In either case, it did her no good. She was on her own here.
Setting the lantern down, Kayla tried the driver’s door. At first it didn’t budge, but she put her whole weight into pulling it. After several mighty tugs, miraculously, the door gave way. Kayla stumbled backward and would have fallen into the mud had the tree not been at her back. She slammed into it, felt the vibration up and down her spine, jarring her teeth.
She hung on to the door handle for a moment, trying to get her breath. As she drew in moist air, she stared into the car. The driver’s face was still buried in the air bag, and the seat belt had a tight grip on the rest of him, holding him in place. Admitted to the party, the rain was now leaving its mark, hungrily anointing every exposed part of the stranger and soaking him to the skin.
And he still wasn’t moving.
Chapter Two
“Mister. Hey, mister.” Kayla raised her voice to be heard above the howl of the wind. “Can you hear me?”
When there was no response, she shook the man by the shoulder. Again, nothing happened. The stranger didn’t lift his head, didn’t try to move or make a sound. He was as still as death.
The uneasiness she felt began to grow.

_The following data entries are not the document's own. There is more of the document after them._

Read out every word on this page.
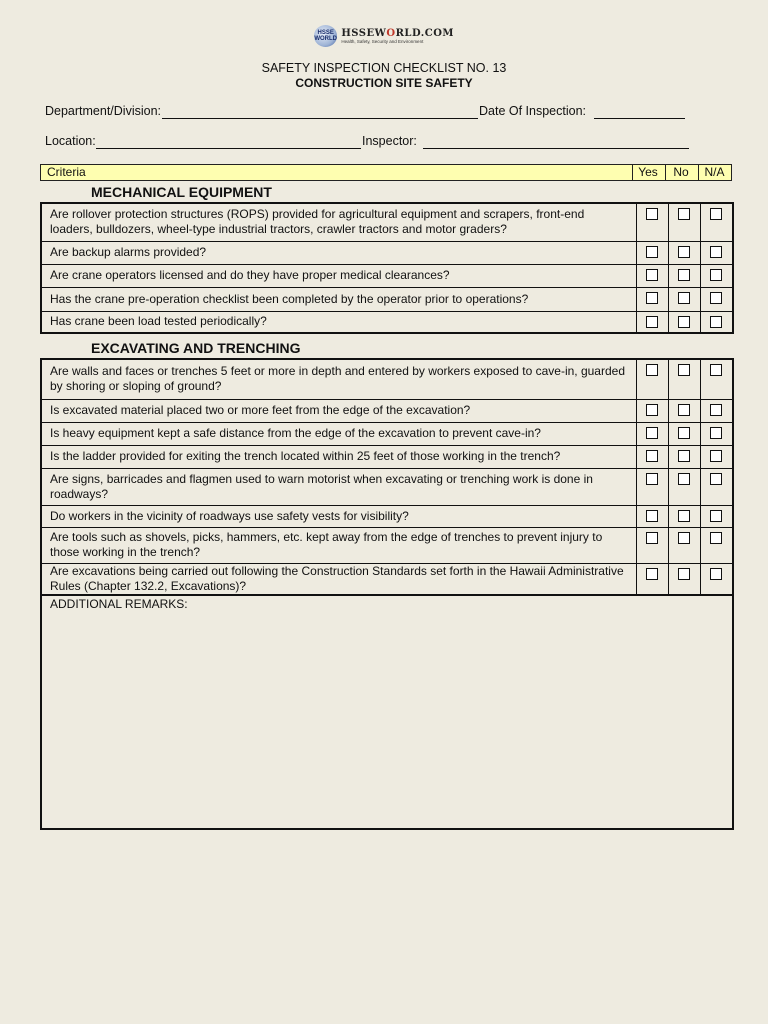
HSSE
WORLD
HSSEWORLD.COM
Health, Safety, Security and Environment
SAFETY INSPECTION CHECKLIST NO. 13
CONSTRUCTION SITE SAFETY
Department/Division:	Date Of Inspection:
Location:	Inspector:
Criteria	Yes	No	N/A
MECHANICAL EQUIPMENT
Are rollover protection structures (ROPS) provided for agricultural equipment and scrapers, front-end loaders, bulldozers, wheel-type industrial tractors, crawler tractors and motor graders?			
Are backup alarms provided?			
Are crane operators licensed and do they have proper medical clearances?			
Has the crane pre-operation checklist been completed by the operator prior to operations?			
Has crane been load tested periodically?			
EXCAVATING AND TRENCHING
Are walls and faces or trenches 5 feet or more in depth and entered by workers exposed to cave-in, guarded by shoring or sloping of ground?			
Is excavated material placed two or more feet from the edge of the excavation?			
Is heavy equipment kept a safe distance from the edge of the excavation to prevent cave-in?			
Is the ladder provided for exiting the trench located within 25 feet of those working in the trench?			
Are signs, barricades and flagmen used to warn motorist when excavating or trenching work is done in roadways?			
Do workers in the vicinity of roadways use safety vests for visibility?			
Are tools such as shovels, picks, hammers, etc. kept away from the edge of trenches to prevent injury to those working in the trench?			
Are excavations being carried out following the Construction Standards set forth in the Hawaii Administrative Rules (Chapter 132.2, Excavations)?			
ADDITIONAL REMARKS:
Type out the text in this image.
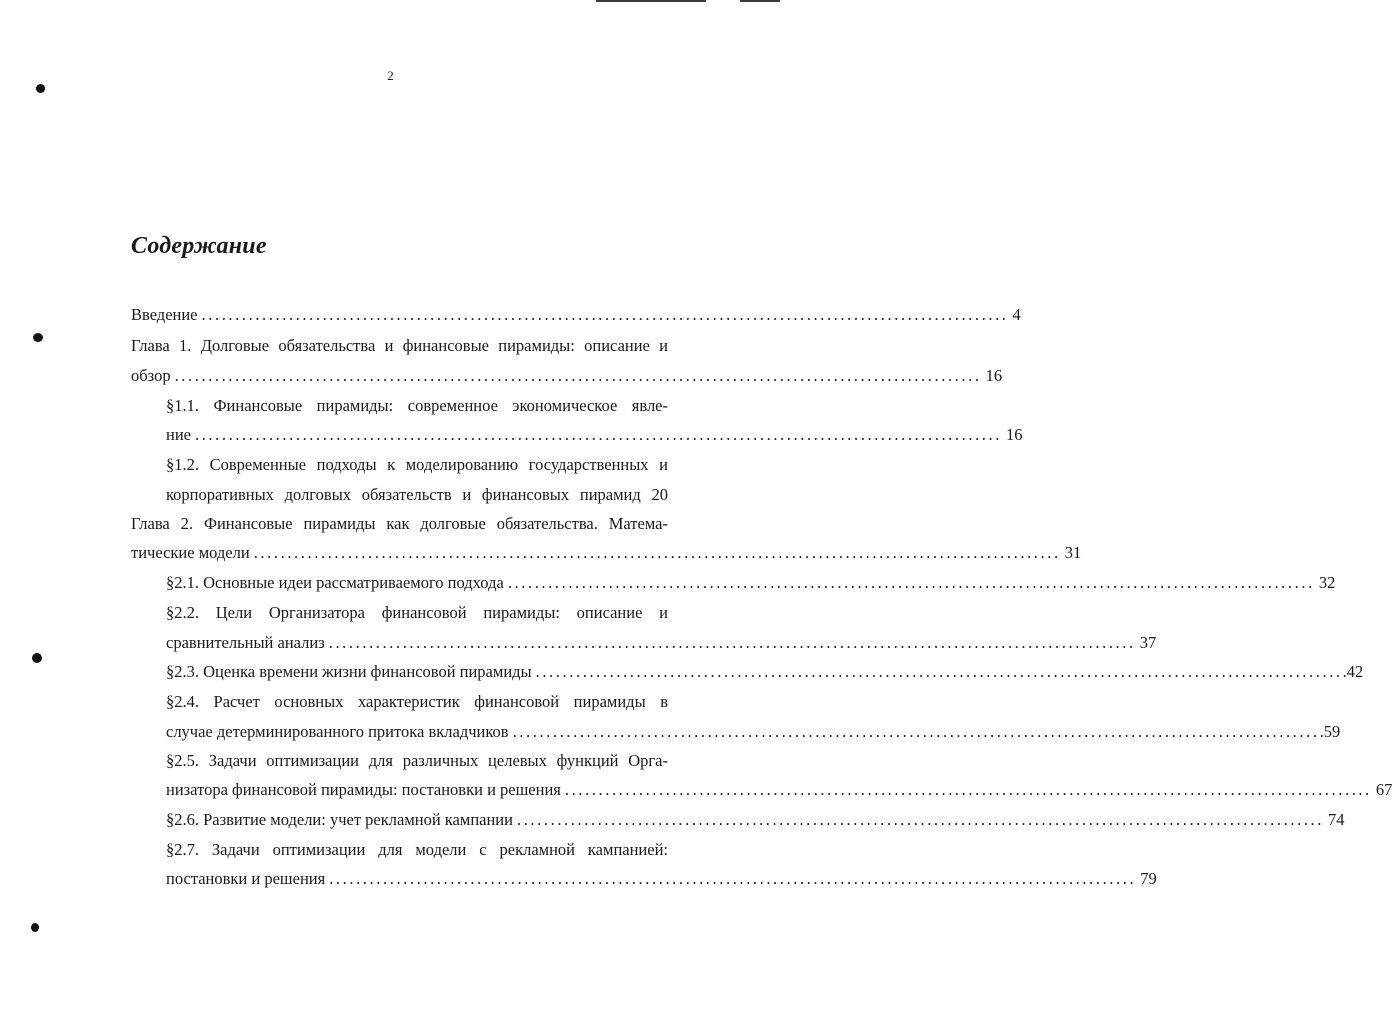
2
Содержание
Введение ........................................................................................................................ 4
Глава 1. Долговые обязательства и финансовые пирамиды: описание и
обзор ........................................................................................................................ 16
§1.1. Финансовые пирамиды: современное экономическое явле-
ние ........................................................................................................................ 16
§1.2. Современные подходы к моделированию государственных и
корпоративных долговых обязательств и финансовых пирамид 20
Глава 2. Финансовые пирамиды как долговые обязательства. Матема-
тические модели ........................................................................................................................ 31
§2.1. Основные идеи рассматриваемого подхода ........................................................................................................................ 32
§2.2. Цели Организатора финансовой пирамиды: описание и
сравнительный анализ ........................................................................................................................ 37
§2.3. Оценка времени жизни финансовой пирамиды ........................................................................................................................ .42
§2.4. Расчет основных характеристик финансовой пирамиды в
случае детерминированного притока вкладчиков ........................................................................................................................ .59
§2.5. Задачи оптимизации для различных целевых функций Орга-
низатора финансовой пирамиды: постановки и решения ........................................................................................................................ 67
§2.6. Развитие модели: учет рекламной кампании ........................................................................................................................ 74
§2.7. Задачи оптимизации для модели с рекламной кампанией:
постановки и решения ........................................................................................................................ 79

What if he was seriously injured, or—?
“Oh, God,” Kayla murmured under her breath.
Moving back a foot, she nearly stepped on Winchester. The dog was hobbling about as if he had every intention of leaping into the car and reviving the stranger. At this rate, she was going to wind up stomping on one of his good legs.
“Stay out of the way, boy,” Kayla ordered, and he reluctantly obeyed.

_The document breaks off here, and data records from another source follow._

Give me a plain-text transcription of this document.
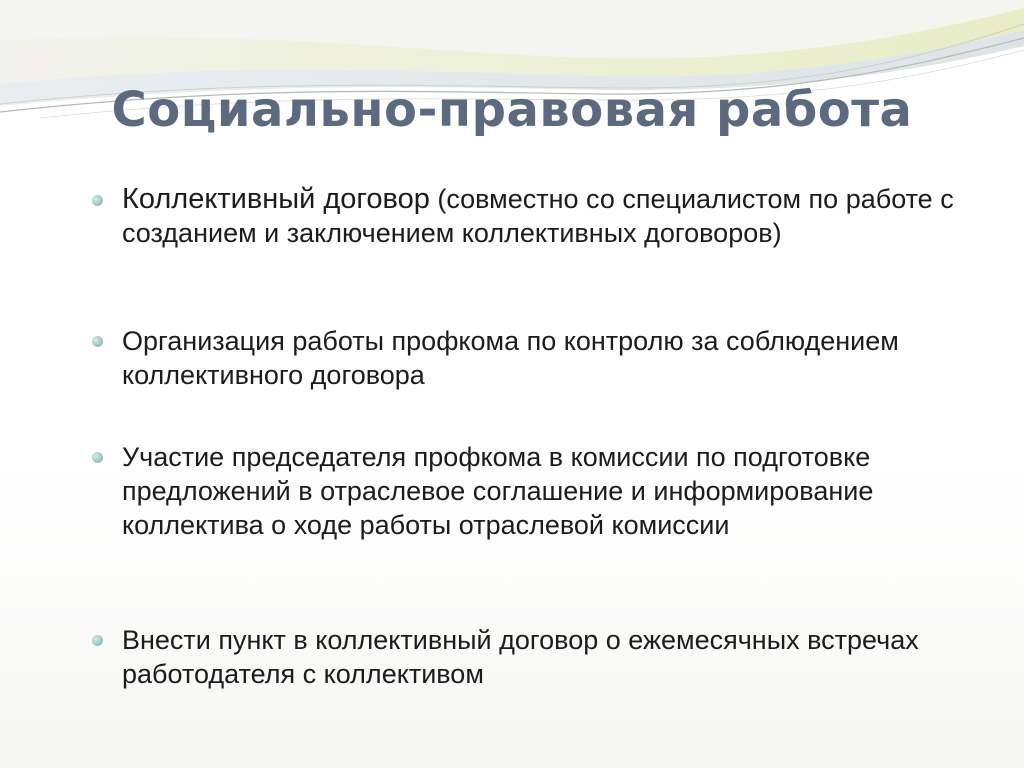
Социально-правовая работа
Коллективный договор (совместно со специалистом по работе с созданием и заключением коллективных договоров)
Организация работы профкома по контролю за соблюдением коллективного договора
Участие председателя профкома в комиссии по подготовке предложений в отраслевое соглашение и информирование коллектива о ходе работы отраслевой комиссии
Внести пункт в коллективный договор о ежемесячных встречах работодателя с коллективом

She frowned. The air bag was not deflating, but still took up all the available space on the driver’s side. After having possibly saved his life, it was, in effect, smothering the man.
Kayla pushed against the bag, but it didn’t give. She tried hitting it with the side of her hand, hoping to make the huge tan, marshmallow-like pillow deflate.
It didn’t.
Desperate, Kayla put the lantern down on the wet ground and felt around in her pockets. In the morning, when she got dressed, she automatically put her cell phone in her pocket, along with the old Swiss army knife that had once been her father’s prized possession.